Had prosecutors made those disclosures, the judge wouldn’t have approved the wiretaps, Dowd argued.
“No sound basis would have remained for authorizing the exceptional intrusion of a wiretap in this case,” he wrote.
Dowd said prosecutors could have used a less intrusive method of investigating Rajaratnam, such as having an undercover agent seek a job at Galleon.
The defense filing provides now details about the investigation.
Dowd said prosecutors failed to tell the judge who approved the wiretaps that the government had spent nine years investigating Galleon and that Rajaratnam had given a seven-hour deposition to the U.S. Securities and Exchange Commission in 2007, part of which focused on suspicions of insider trading.
“Government investigators had spent literally months in Galleon’s offices examining records,” Dowd wrote.
Dowd traced the scrutiny of Rajaratnam to late 1998, when the FBI began investigating Khan after Intel complained she had stolen confidential information.
Khan then briefly worked in Galleon’s California office as an analyst before she was fired for trading in a personal brokerage account, according to Dowd. Khan later told investigators that Rajaratnam had used inside tips since 1997 and had boasted of sources inside Intel, Compaq Computer Corp. and Applied Materials Inc. -- an accusation prosecutors never substantiated, Dowd said.
Even after closing its criminal investigation of Rajaratnam in 2002, the SEC continued to probe Galleon from 2003 to 2007, with dozens of demands for documents, Dowd said. In 2007, after Galleon registered as an investment adviser, a team of SEC examiners scrutinized virtually every aspect of the firm’s operation, he said.

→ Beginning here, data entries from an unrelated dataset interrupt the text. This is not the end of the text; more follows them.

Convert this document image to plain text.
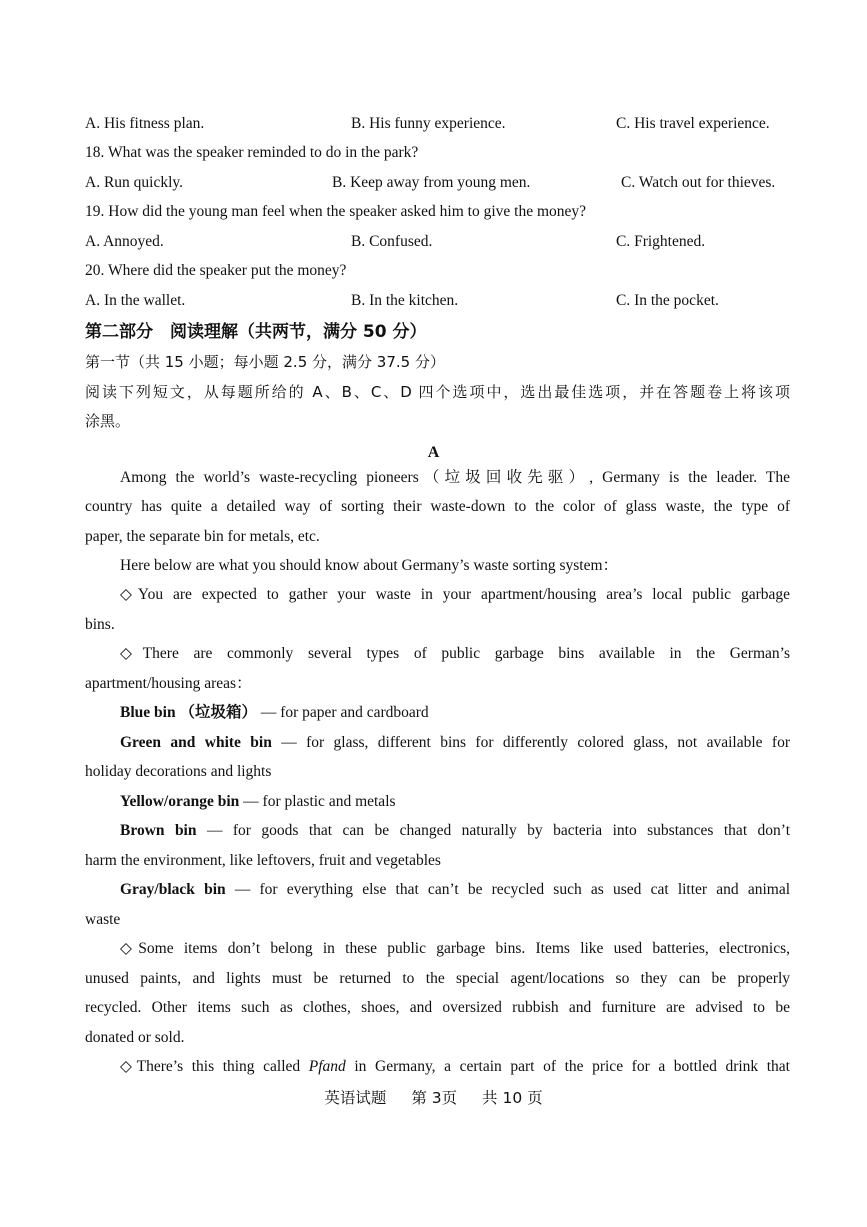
A. His fitness plan.	B. His funny experience.	C. His travel experience.
18. What was the speaker reminded to do in the park?
A. Run quickly.	B. Keep away from young men.	C. Watch out for thieves.
19. How did the young man feel when the speaker asked him to give the money?
A. Annoyed.	B. Confused.	C. Frightened.
20. Where did the speaker put the money?
A. In the wallet.	B. In the kitchen.	C. In the pocket.
第二部分　阅读理解（共两节，满分 50 分）
第一节（共 15 小题；每小题 2.5 分，满分 37.5 分）
阅读下列短文，从每题所给的 A、B、C、D 四个选项中，选出最佳选项，并在答题卷上将该项
涂黑。
A
Among the world’s waste-recycling pioneers（垃圾回收先驱）, Germany is the leader. The
country has quite a detailed way of sorting their waste-down to the color of glass waste, the type of
paper, the separate bin for metals, etc.
Here below are what you should know about Germany’s waste sorting system：
◇You are expected to gather your waste in your apartment/housing area’s local public garbage
bins.
◇There are commonly several types of public garbage bins available in the German’s
apartment/housing areas：
Blue bin （垃圾箱） — for paper and cardboard
Green and white bin — for glass, different bins for differently colored glass, not available for
holiday decorations and lights
Yellow/orange bin — for plastic and metals
Brown bin — for goods that can be changed naturally by bacteria into substances that don’t
harm the environment, like leftovers, fruit and vegetables
Gray/black bin — for everything else that can’t be recycled such as used cat litter and animal
waste
◇Some items don’t belong in these public garbage bins. Items like used batteries, electronics,
unused paints, and lights must be returned to the special agent/locations so they can be properly
recycled. Other items such as clothes, shoes, and oversized rubbish and furniture are advised to be
donated or sold.
◇There’s this thing called Pfand in Germany, a certain part of the price for a bottled drink that
英语试题 第 3页 共 10 页
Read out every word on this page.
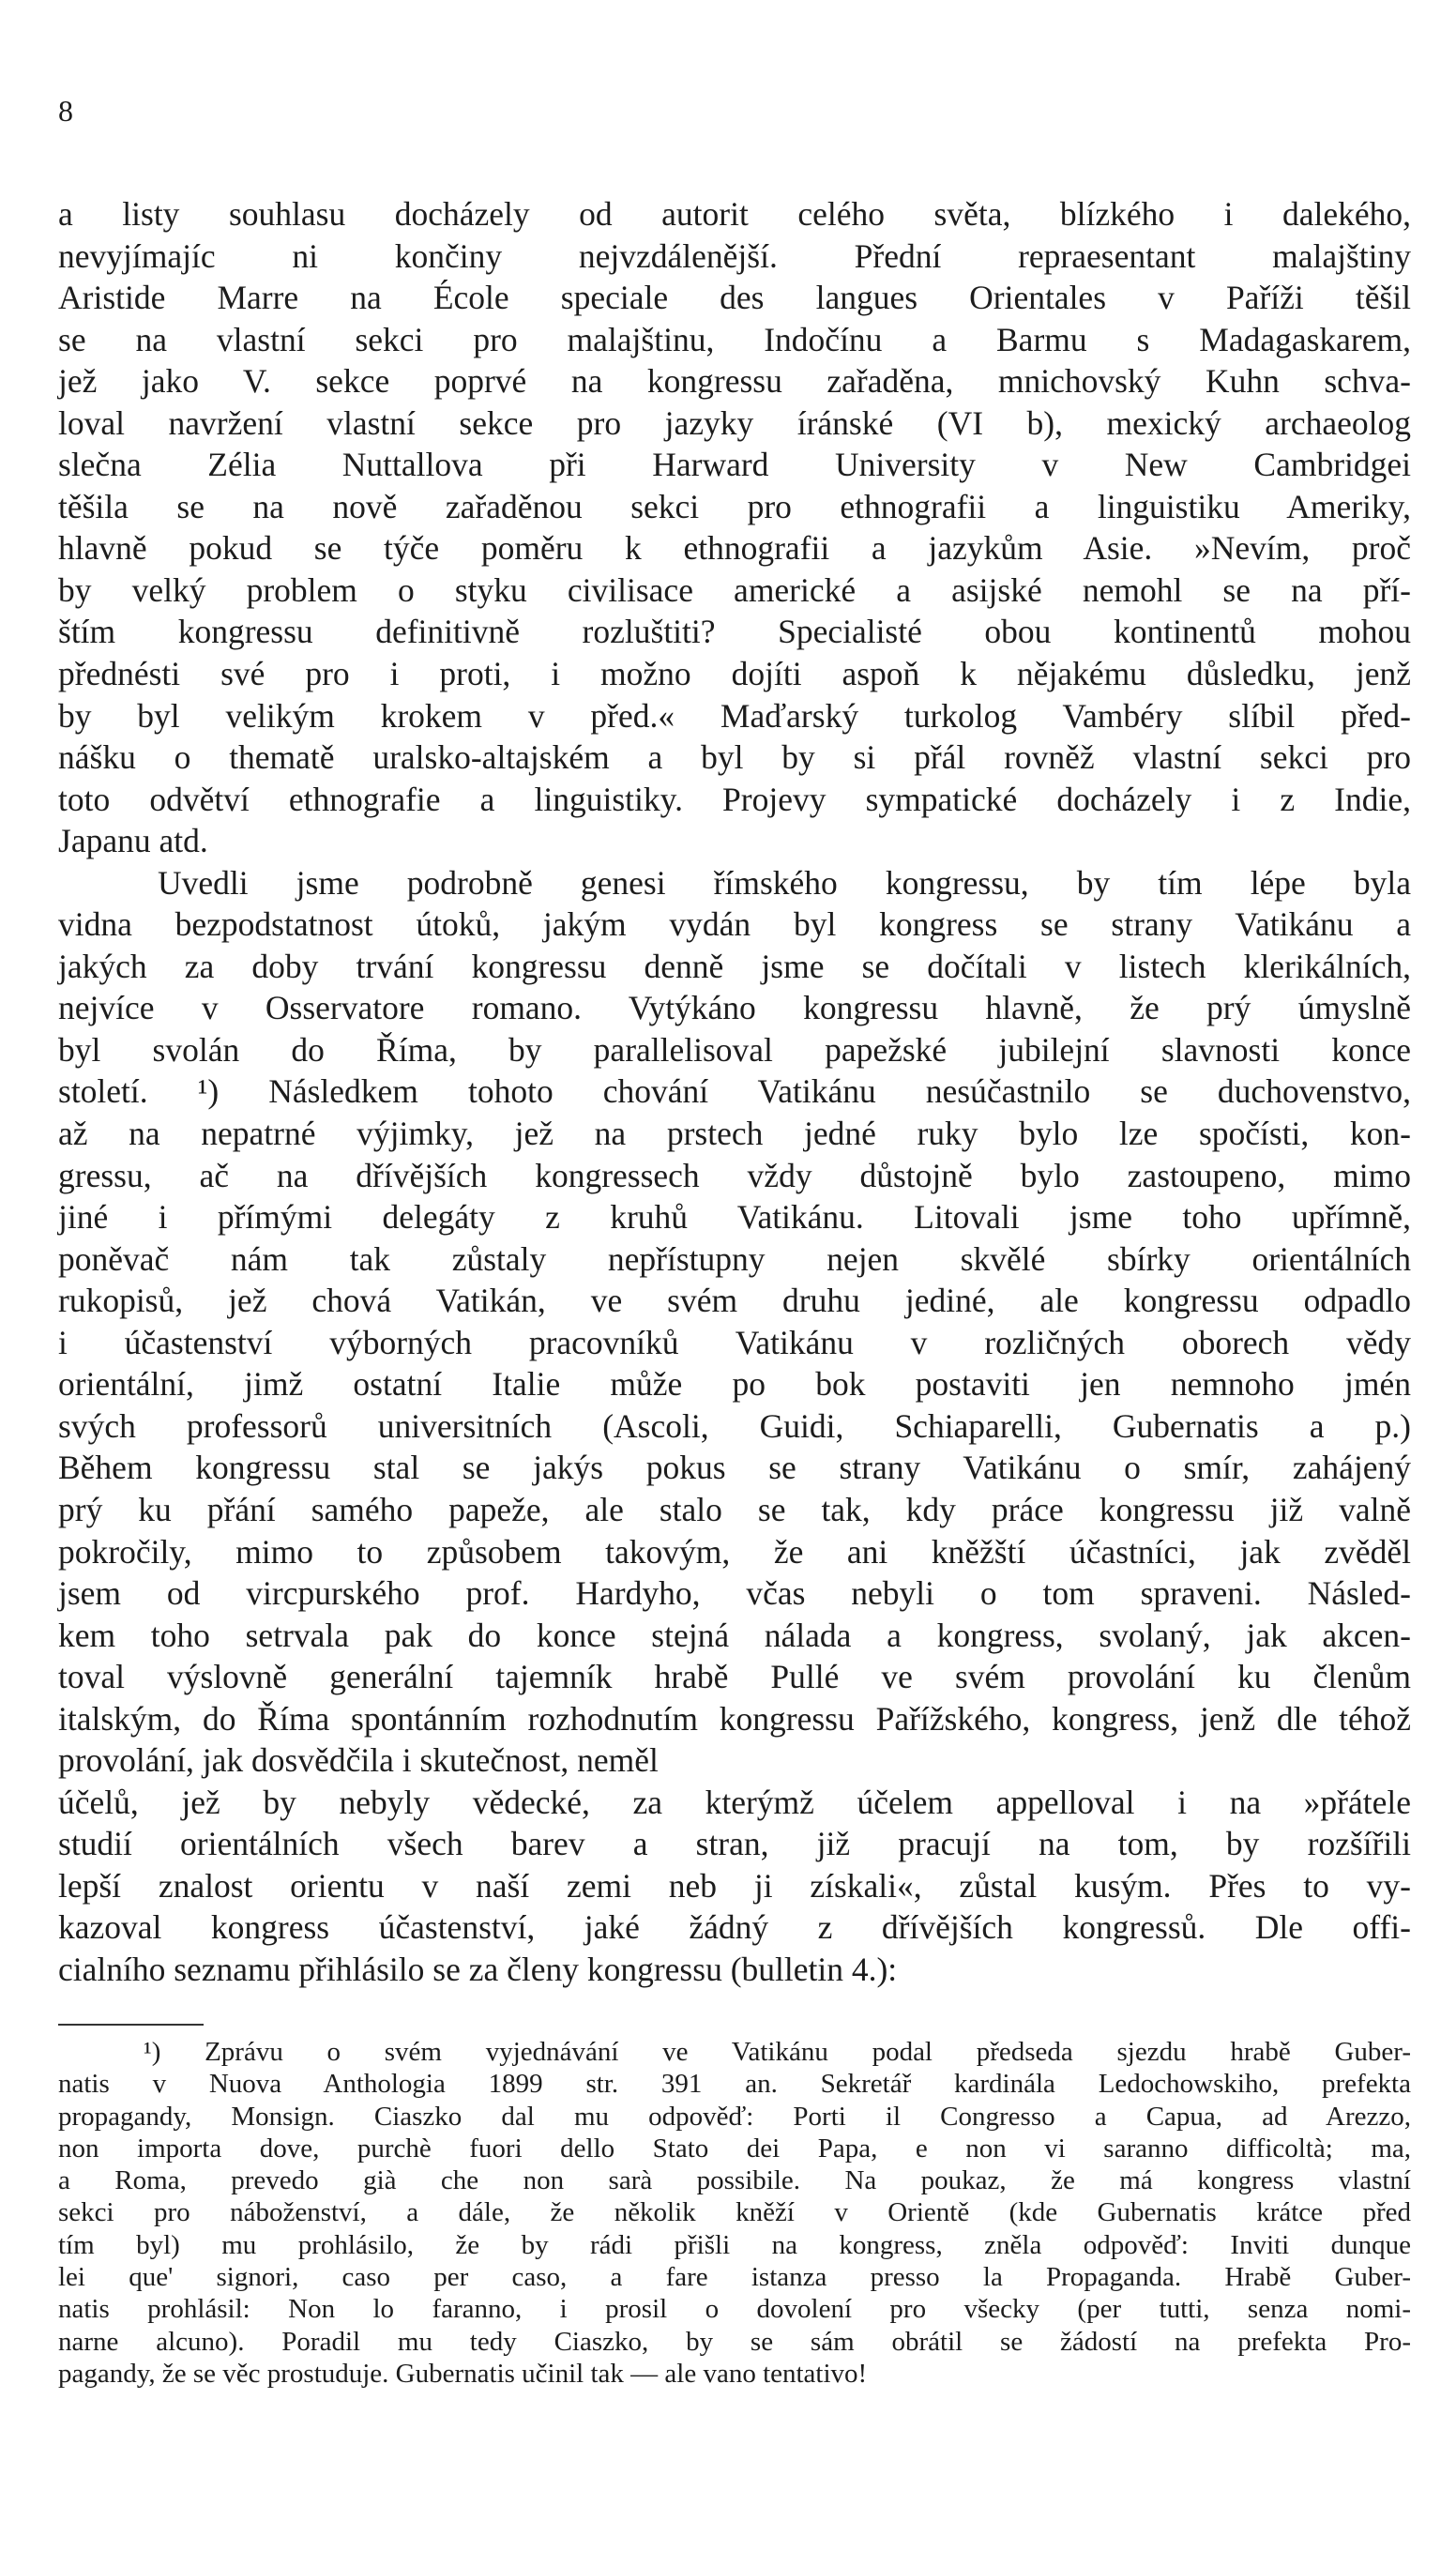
8
a listy souhlasu docházely od autorit celého světa, blízkého i dalekého,
nevyjímajíc ni končiny nejvzdálenější. Přední repraesentant malajštiny
Aristide Marre na École speciale des langues Orientales v Paříži těšil
se na vlastní sekci pro malajštinu, Indočínu a Barmu s Madagaskarem,
jež jako V. sekce poprvé na kongressu zařaděna, mnichovský Kuhn schva-
loval navržení vlastní sekce pro jazyky íránské (VI b), mexický archaeolog
slečna Zélia Nuttallova při Harward University v New Cambridgei
těšila se na nově zařaděnou sekci pro ethnografii a linguistiku Ameriky,
hlavně pokud se týče poměru k ethnografii a jazykům Asie. »Nevím, proč
by velký problem o styku civilisace americké a asijské nemohl se na pří-
štím kongressu definitivně rozluštiti? Specialisté obou kontinentů mohou
přednésti své pro i proti, i možno dojíti aspoň k nějakému důsledku, jenž
by byl velikým krokem v před.« Maďarský turkolog Vambéry slíbil před-
nášku o thematě uralsko-altajském a byl by si přál rovněž vlastní sekci pro
toto odvětví ethnografie a linguistiky. Projevy sympatické docházely i z Indie,
Japanu atd.
Uvedli jsme podrobně genesi římského kongressu, by tím lépe byla
vidna bezpodstatnost útoků, jakým vydán byl kongress se strany Vatikánu a
jakých za doby trvání kongressu denně jsme se dočítali v listech klerikálních,
nejvíce v Osservatore romano. Vytýkáno kongressu hlavně, že prý úmyslně
byl svolán do Říma, by parallelisoval papežské jubilejní slavnosti konce
století. ¹) Následkem tohoto chování Vatikánu nesúčastnilo se duchovenstvo,
až na nepatrné výjimky, jež na prstech jedné ruky bylo lze spočísti, kon-
gressu, ač na dřívějších kongressech vždy důstojně bylo zastoupeno, mimo
jiné i přímými delegáty z kruhů Vatikánu. Litovali jsme toho upřímně,
poněvač nám tak zůstaly nepřístupny nejen skvělé sbírky orientálních
rukopisů, jež chová Vatikán, ve svém druhu jediné, ale kongressu odpadlo
i účastenství výborných pracovníků Vatikánu v rozličných oborech vědy
orientální, jimž ostatní Italie může po bok postaviti jen nemnoho jmén
svých professorů universitních (Ascoli, Guidi, Schiaparelli, Gubernatis a p.)
Během kongressu stal se jakýs pokus se strany Vatikánu o smír, zahájený
prý ku přání samého papeže, ale stalo se tak, kdy práce kongressu již valně
pokročily, mimo to způsobem takovým, že ani kněžští účastníci, jak zvěděl
jsem od vircpurského prof. Hardyho, včas nebyli o tom spraveni. Násled-
kem toho setrvala pak do konce stejná nálada a kongress, svolaný, jak akcen-
toval výslovně generální tajemník hrabě Pullé ve svém provolání ku členům
italským, do Říma spontánním rozhodnutím kongressu Pařížského, kongress, jenž dle téhož provolání, jak dosvědčila i skutečnost, neměl
účelů, jež by nebyly vědecké, za kterýmž účelem appelloval i na »přátele
studií orientálních všech barev a stran, již pracují na tom, by rozšířili
lepší znalost orientu v naší zemi neb ji získali«, zůstal kusým. Přes to vy-
kazoval kongress účastenství, jaké žádný z dřívějších kongressů. Dle offi-
cialního seznamu přihlásilo se za členy kongressu (bulletin 4.):
¹) Zprávu o svém vyjednávání ve Vatikánu podal předseda sjezdu hrabě Guber-
natis v Nuova Anthologia 1899 str. 391 an. Sekretář kardinála Ledochowskiho, prefekta
propagandy, Monsign. Ciaszko dal mu odpověď: Porti il Congresso a Capua, ad Arezzo,
non importa dove, purchè fuori dello Stato dei Papa, e non vi saranno difficoltà; ma,
a Roma, prevedo già che non sarà possibile. Na poukaz, že má kongress vlastní
sekci pro náboženství, a dále, že několik kněží v Orientě (kde Gubernatis krátce před
tím byl) mu prohlásilo, že by rádi přišli na kongress, zněla odpověď: Inviti dunque
lei que' signori, caso per caso, a fare istanza presso la Propaganda. Hrabě Guber-
natis prohlásil: Non lo faranno, i prosil o dovolení pro všecky (per tutti, senza nomi-
narne alcuno). Poradil mu tedy Ciaszko, by se sám obrátil se žádostí na prefekta Pro-
pagandy, že se věc prostuduje. Gubernatis učinil tak — ale vano tentativo!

Rajaratnam cooperated fully and answered every question, including ones about former Intel employee Rajiv Goel, who pleaded guilty in February and is cooperating with prosecutors, Dowd said.
“At the same time as the Galleon examination, the SEC was also conducting a formal enforcement investigation of Sedna Capital Management, a hedge fund run by Mr. Rajaratnam’s brother, Rengan,” Dowd said. “Although Sedna had no affiliation with Galleon, it was clear by mid-2007 that the SEC was using the Sedna investigation to investigate Mr. Rajaratnam and Galleon for insider trading.”
The investigation of Rajaratnam “appeared” to wind down in late 2007, Dowd wrote. It didn’t. “Instead, it merely marked the point at which the government shifted from the conventional investigative techniques it had been using for the last nine years in favor of a wiretap,” he said.
Rajaratnam’s filing, which indicates his defense strategy, includes excerpts of conversations with Khan about Intel and Xilinx Inc. in which he merely repeats what he learned from Galleon’s analysts. It cites information, claimed by prosecutors to have been confidential, that was already public. Dowd said Rajaratnam did what any good fund manager would do --investigate stocks.
“Speaking to company representatives in order to gather publicly available information about the company, its supply chain, and its competitors was a routine part of the factual research that went into formulating Galleon’s investing strategies, including earnings previews,” Dowd wrote.
The brief also notes that Rajaratnam’s predictions about some stocks proved to be wrong. That indicates he didn’t have “an illicit inside pipeline to company information,” Dowd wrote.
The case is U.S. v. Rajaratnam, 09-cr-01184, U.S. District Court, Southern District of New York (Manhattan).